LA COMMISSION EUROPEENNE DE BRUXELLES ET LES AUTORITES IRLANDAISES  TENTENT D’AIDER DES INVESTISSEURS PRIS AU PIEGE EN FRANCE.

Location vacances maison Fabregues

 

 

De l’autre coté de la Manche, les mésaventures de nombreux investisseurs dans des résidences de tourisme en France, font grand bruit. Dans une récente édition, le sérieux quotidien britannique, The Times of London (tirage de 426.000 exemplaires) s’est penché sur le sort de plus de 300 irlandais ayant investi dans l’immobilier de loisirs géré tricolore. Je vous communique les grandes lignes de cette enquête réalisée par l’un de mes confrères britannique.

« Plus de 300 personnes en Irlande affirment avoir acquis, un bien immobilier en France, assorti d’une garantie de revenus…. Les acheteurs ont signé des baux à long terme allant jusqu’à 11 ans, et ont obtenu un remboursement de TVA de 19,6  % ». Qualifiée de « lease back » chez les anglo-saxons, cette incitation à l’achat dans une résidence de tourisme combinant une utilisation personnelle limitée dans le temps et une mise en location le reste de l’année, était très populaire chez nos voisins européens irlandais avant le krach financier de 2008.

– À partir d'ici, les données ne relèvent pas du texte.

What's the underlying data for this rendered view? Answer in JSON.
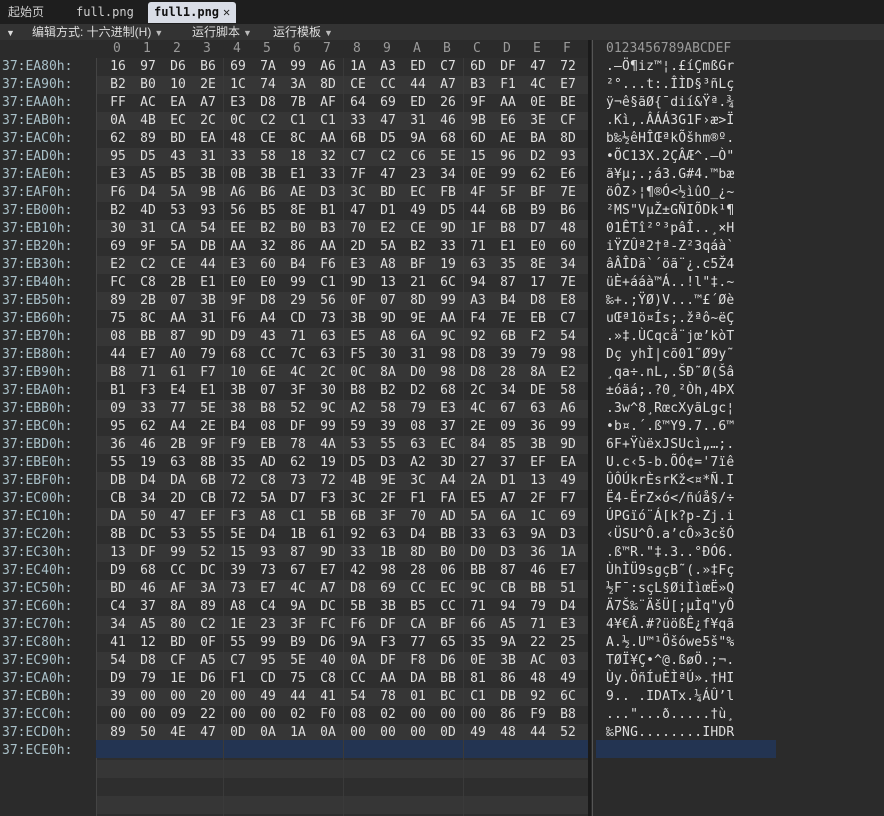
{
  "tabs": [
    {
      "label": "起始页",
      "active": false
    },
    {
      "label": "full.png",
      "active": false
    },
    {
      "label": "full1.png",
      "active": true
    }
  ],
  "toolbar": {
    "collapse_glyph": "▼",
    "edit_mode": "编辑方式: 十六进制(H)",
    "run_script": "运行脚本",
    "run_template": "运行模板"
  },
  "header": {
    "hex_columns": [
      "0",
      "1",
      "2",
      "3",
      "4",
      "5",
      "6",
      "7",
      "8",
      "9",
      "A",
      "B",
      "C",
      "D",
      "E",
      "F"
    ],
    "ascii_header": "0123456789ABCDEF"
  },
  "rows": [
    {
      "addr": "37:EA80h:",
      "hex": [
        "16",
        "97",
        "D6",
        "B6",
        "69",
        "7A",
        "99",
        "A6",
        "1A",
        "A3",
        "ED",
        "C7",
        "6D",
        "DF",
        "47",
        "72"
      ],
      "ascii": ".—Ö¶iz™¦.£íÇmßGr"
    },
    {
      "addr": "37:EA90h:",
      "hex": [
        "B2",
        "B0",
        "10",
        "2E",
        "1C",
        "74",
        "3A",
        "8D",
        "CE",
        "CC",
        "44",
        "A7",
        "B3",
        "F1",
        "4C",
        "E7"
      ],
      "ascii": "²°...t:.ÎÌD§³ñLç"
    },
    {
      "addr": "37:EAA0h:",
      "hex": [
        "FF",
        "AC",
        "EA",
        "A7",
        "E3",
        "D8",
        "7B",
        "AF",
        "64",
        "69",
        "ED",
        "26",
        "9F",
        "AA",
        "0E",
        "BE"
      ],
      "ascii": "ÿ¬ê§ãØ{¯dií&Ÿª.¾"
    },
    {
      "addr": "37:EAB0h:",
      "hex": [
        "0A",
        "4B",
        "EC",
        "2C",
        "0C",
        "C2",
        "C1",
        "C1",
        "33",
        "47",
        "31",
        "46",
        "9B",
        "E6",
        "3E",
        "CF"
      ],
      "ascii": ".Kì,.ÂÁÁ3G1F›æ>Ï"
    },
    {
      "addr": "37:EAC0h:",
      "hex": [
        "62",
        "89",
        "BD",
        "EA",
        "48",
        "CE",
        "8C",
        "AA",
        "6B",
        "D5",
        "9A",
        "68",
        "6D",
        "AE",
        "BA",
        "8D"
      ],
      "ascii": "b‰½êHÎŒªkÕšhm®º."
    },
    {
      "addr": "37:EAD0h:",
      "hex": [
        "95",
        "D5",
        "43",
        "31",
        "33",
        "58",
        "18",
        "32",
        "C7",
        "C2",
        "C6",
        "5E",
        "15",
        "96",
        "D2",
        "93"
      ],
      "ascii": "•ÕC13X.2ÇÂÆ^.–Ò\""
    },
    {
      "addr": "37:EAE0h:",
      "hex": [
        "E3",
        "A5",
        "B5",
        "3B",
        "0B",
        "3B",
        "E1",
        "33",
        "7F",
        "47",
        "23",
        "34",
        "0E",
        "99",
        "62",
        "E6"
      ],
      "ascii": "ã¥µ;.;á3.G#4.™bæ"
    },
    {
      "addr": "37:EAF0h:",
      "hex": [
        "F6",
        "D4",
        "5A",
        "9B",
        "A6",
        "B6",
        "AE",
        "D3",
        "3C",
        "BD",
        "EC",
        "FB",
        "4F",
        "5F",
        "BF",
        "7E"
      ],
      "ascii": "öÔZ›¦¶®Ó<½ìûO_¿~"
    },
    {
      "addr": "37:EB00h:",
      "hex": [
        "B2",
        "4D",
        "53",
        "93",
        "56",
        "B5",
        "8E",
        "B1",
        "47",
        "D1",
        "49",
        "D5",
        "44",
        "6B",
        "B9",
        "B6"
      ],
      "ascii": "²MS\"VµŽ±GÑIÕDk¹¶"
    },
    {
      "addr": "37:EB10h:",
      "hex": [
        "30",
        "31",
        "CA",
        "54",
        "EE",
        "B2",
        "B0",
        "B3",
        "70",
        "E2",
        "CE",
        "9D",
        "1F",
        "B8",
        "D7",
        "48"
      ],
      "ascii": "01ÊTî²°³pâÎ..¸×H"
    },
    {
      "addr": "37:EB20h:",
      "hex": [
        "69",
        "9F",
        "5A",
        "DB",
        "AA",
        "32",
        "86",
        "AA",
        "2D",
        "5A",
        "B2",
        "33",
        "71",
        "E1",
        "E0",
        "60"
      ],
      "ascii": "iŸZÛª2†ª-Z²3qáà`"
    },
    {
      "addr": "37:EB30h:",
      "hex": [
        "E2",
        "C2",
        "CE",
        "44",
        "E3",
        "60",
        "B4",
        "F6",
        "E3",
        "A8",
        "BF",
        "19",
        "63",
        "35",
        "8E",
        "34"
      ],
      "ascii": "âÂÎDã`´öã¨¿.c5Ž4"
    },
    {
      "addr": "37:EB40h:",
      "hex": [
        "FC",
        "C8",
        "2B",
        "E1",
        "E0",
        "E0",
        "99",
        "C1",
        "9D",
        "13",
        "21",
        "6C",
        "94",
        "87",
        "17",
        "7E"
      ],
      "ascii": "üÈ+ááà™Á..!l\"‡.~"
    },
    {
      "addr": "37:EB50h:",
      "hex": [
        "89",
        "2B",
        "07",
        "3B",
        "9F",
        "D8",
        "29",
        "56",
        "0F",
        "07",
        "8D",
        "99",
        "A3",
        "B4",
        "D8",
        "E8"
      ],
      "ascii": "‰+.;ŸØ)V...™£´Øè"
    },
    {
      "addr": "37:EB60h:",
      "hex": [
        "75",
        "8C",
        "AA",
        "31",
        "F6",
        "A4",
        "CD",
        "73",
        "3B",
        "9D",
        "9E",
        "AA",
        "F4",
        "7E",
        "EB",
        "C7"
      ],
      "ascii": "uŒª1ö¤Ís;.žªô~ëÇ"
    },
    {
      "addr": "37:EB70h:",
      "hex": [
        "08",
        "BB",
        "87",
        "9D",
        "D9",
        "43",
        "71",
        "63",
        "E5",
        "A8",
        "6A",
        "9C",
        "92",
        "6B",
        "F2",
        "54"
      ],
      "ascii": ".»‡.ÙCqcå¨jœ’kòT"
    },
    {
      "addr": "37:EB80h:",
      "hex": [
        "44",
        "E7",
        "A0",
        "79",
        "68",
        "CC",
        "7C",
        "63",
        "F5",
        "30",
        "31",
        "98",
        "D8",
        "39",
        "79",
        "98"
      ],
      "ascii": "Dç yhÌ|cõ01˜Ø9y˜"
    },
    {
      "addr": "37:EB90h:",
      "hex": [
        "B8",
        "71",
        "61",
        "F7",
        "10",
        "6E",
        "4C",
        "2C",
        "0C",
        "8A",
        "D0",
        "98",
        "D8",
        "28",
        "8A",
        "E2"
      ],
      "ascii": "¸qa÷.nL,.ŠÐ˜Ø(Šâ"
    },
    {
      "addr": "37:EBA0h:",
      "hex": [
        "B1",
        "F3",
        "E4",
        "E1",
        "3B",
        "07",
        "3F",
        "30",
        "B8",
        "B2",
        "D2",
        "68",
        "2C",
        "34",
        "DE",
        "58"
      ],
      "ascii": "±óäá;.?0¸²Òh,4ÞX"
    },
    {
      "addr": "37:EBB0h:",
      "hex": [
        "09",
        "33",
        "77",
        "5E",
        "38",
        "B8",
        "52",
        "9C",
        "A2",
        "58",
        "79",
        "E3",
        "4C",
        "67",
        "63",
        "A6"
      ],
      "ascii": ".3w^8¸RœcXyãLgc¦"
    },
    {
      "addr": "37:EBC0h:",
      "hex": [
        "95",
        "62",
        "A4",
        "2E",
        "B4",
        "08",
        "DF",
        "99",
        "59",
        "39",
        "08",
        "37",
        "2E",
        "09",
        "36",
        "99"
      ],
      "ascii": "•b¤.´.ß™Y9.7..6™"
    },
    {
      "addr": "37:EBD0h:",
      "hex": [
        "36",
        "46",
        "2B",
        "9F",
        "F9",
        "EB",
        "78",
        "4A",
        "53",
        "55",
        "63",
        "EC",
        "84",
        "85",
        "3B",
        "9D"
      ],
      "ascii": "6F+ŸùëxJSUcì„…;."
    },
    {
      "addr": "37:EBE0h:",
      "hex": [
        "55",
        "19",
        "63",
        "8B",
        "35",
        "AD",
        "62",
        "19",
        "D5",
        "D3",
        "A2",
        "3D",
        "27",
        "37",
        "EF",
        "EA"
      ],
      "ascii": "U.c‹5-b.ÕÓ¢='7ïê"
    },
    {
      "addr": "37:EBF0h:",
      "hex": [
        "DB",
        "D4",
        "DA",
        "6B",
        "72",
        "C8",
        "73",
        "72",
        "4B",
        "9E",
        "3C",
        "A4",
        "2A",
        "D1",
        "13",
        "49"
      ],
      "ascii": "ÛÔÚkrÈsrKž<¤*Ñ.I"
    },
    {
      "addr": "37:EC00h:",
      "hex": [
        "CB",
        "34",
        "2D",
        "CB",
        "72",
        "5A",
        "D7",
        "F3",
        "3C",
        "2F",
        "F1",
        "FA",
        "E5",
        "A7",
        "2F",
        "F7"
      ],
      "ascii": "Ë4-ËrZ×ó</ñúå§/÷"
    },
    {
      "addr": "37:EC10h:",
      "hex": [
        "DA",
        "50",
        "47",
        "EF",
        "F3",
        "A8",
        "C1",
        "5B",
        "6B",
        "3F",
        "70",
        "AD",
        "5A",
        "6A",
        "1C",
        "69"
      ],
      "ascii": "ÚPGïó¨Á[k?p-Zj.i"
    },
    {
      "addr": "37:EC20h:",
      "hex": [
        "8B",
        "DC",
        "53",
        "55",
        "5E",
        "D4",
        "1B",
        "61",
        "92",
        "63",
        "D4",
        "BB",
        "33",
        "63",
        "9A",
        "D3"
      ],
      "ascii": "‹ÜSU^Ô.a’cÔ»3cšÓ"
    },
    {
      "addr": "37:EC30h:",
      "hex": [
        "13",
        "DF",
        "99",
        "52",
        "15",
        "93",
        "87",
        "9D",
        "33",
        "1B",
        "8D",
        "B0",
        "D0",
        "D3",
        "36",
        "1A"
      ],
      "ascii": ".ß™R.\"‡.3..°ÐÓ6."
    },
    {
      "addr": "37:EC40h:",
      "hex": [
        "D9",
        "68",
        "CC",
        "DC",
        "39",
        "73",
        "67",
        "E7",
        "42",
        "98",
        "28",
        "06",
        "BB",
        "87",
        "46",
        "E7"
      ],
      "ascii": "ÙhÌÜ9sgçB˜(.»‡Fç"
    },
    {
      "addr": "37:EC50h:",
      "hex": [
        "BD",
        "46",
        "AF",
        "3A",
        "73",
        "E7",
        "4C",
        "A7",
        "D8",
        "69",
        "CC",
        "EC",
        "9C",
        "CB",
        "BB",
        "51"
      ],
      "ascii": "½F¯:sçL§ØiÌìœË»Q"
    },
    {
      "addr": "37:EC60h:",
      "hex": [
        "C4",
        "37",
        "8A",
        "89",
        "A8",
        "C4",
        "9A",
        "DC",
        "5B",
        "3B",
        "B5",
        "CC",
        "71",
        "94",
        "79",
        "D4"
      ],
      "ascii": "Ä7Š‰¨ÄšÜ[;µÌq\"yÔ"
    },
    {
      "addr": "37:EC70h:",
      "hex": [
        "34",
        "A5",
        "80",
        "C2",
        "1E",
        "23",
        "3F",
        "FC",
        "F6",
        "DF",
        "CA",
        "BF",
        "66",
        "A5",
        "71",
        "E3"
      ],
      "ascii": "4¥€Â.#?üößÊ¿f¥qã"
    },
    {
      "addr": "37:EC80h:",
      "hex": [
        "41",
        "12",
        "BD",
        "0F",
        "55",
        "99",
        "B9",
        "D6",
        "9A",
        "F3",
        "77",
        "65",
        "35",
        "9A",
        "22",
        "25"
      ],
      "ascii": "A.½.U™¹Öšówe5š\"%"
    },
    {
      "addr": "37:EC90h:",
      "hex": [
        "54",
        "D8",
        "CF",
        "A5",
        "C7",
        "95",
        "5E",
        "40",
        "0A",
        "DF",
        "F8",
        "D6",
        "0E",
        "3B",
        "AC",
        "03"
      ],
      "ascii": "TØÏ¥Ç•^@.ßøÖ.;¬."
    },
    {
      "addr": "37:ECA0h:",
      "hex": [
        "D9",
        "79",
        "1E",
        "D6",
        "F1",
        "CD",
        "75",
        "C8",
        "CC",
        "AA",
        "DA",
        "BB",
        "81",
        "86",
        "48",
        "49"
      ],
      "ascii": "Ùy.ÖñÍuÈÌªÚ».†HI"
    },
    {
      "addr": "37:ECB0h:",
      "hex": [
        "39",
        "00",
        "00",
        "20",
        "00",
        "49",
        "44",
        "41",
        "54",
        "78",
        "01",
        "BC",
        "C1",
        "DB",
        "92",
        "6C"
      ],
      "ascii": "9.. .IDATx.¼ÁÛ’l"
    },
    {
      "addr": "37:ECC0h:",
      "hex": [
        "00",
        "00",
        "09",
        "22",
        "00",
        "00",
        "02",
        "F0",
        "08",
        "02",
        "00",
        "00",
        "00",
        "86",
        "F9",
        "B8"
      ],
      "ascii": "...\"...ð.....†ù¸"
    },
    {
      "addr": "37:ECD0h:",
      "hex": [
        "89",
        "50",
        "4E",
        "47",
        "0D",
        "0A",
        "1A",
        "0A",
        "00",
        "00",
        "00",
        "0D",
        "49",
        "48",
        "44",
        "52"
      ],
      "ascii": "‰PNG........IHDR"
    },
    {
      "addr": "37:ECE0h:",
      "hex": [],
      "ascii": ""
    }
  ]
}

Confrontés à de sévères baisses de loyer, voire à des loyers impayés, ces investisseurs craignent une remise en cause de leurs avantages fiscaux, en cas de changement d’exploitant de leur résidence de tourisme et de signature d’un nouveau bail commercial . A ce sujet, ils ont saisi Daniel Dalton, un eurodéputé, qui a fait remonter l’affaire à la Commission Européenne de Bruxelles.

Le Times poursuit : « Dans sa correspondance avec Daniel Dalton, un eurodéputé conservateur britannique, Vera Jourova, le commissaire européen pour les consommateurs, a confirmé que les autorités françaises enquêteront sur les réclamations  émanant de consommateurs touchés dans tous les États membres …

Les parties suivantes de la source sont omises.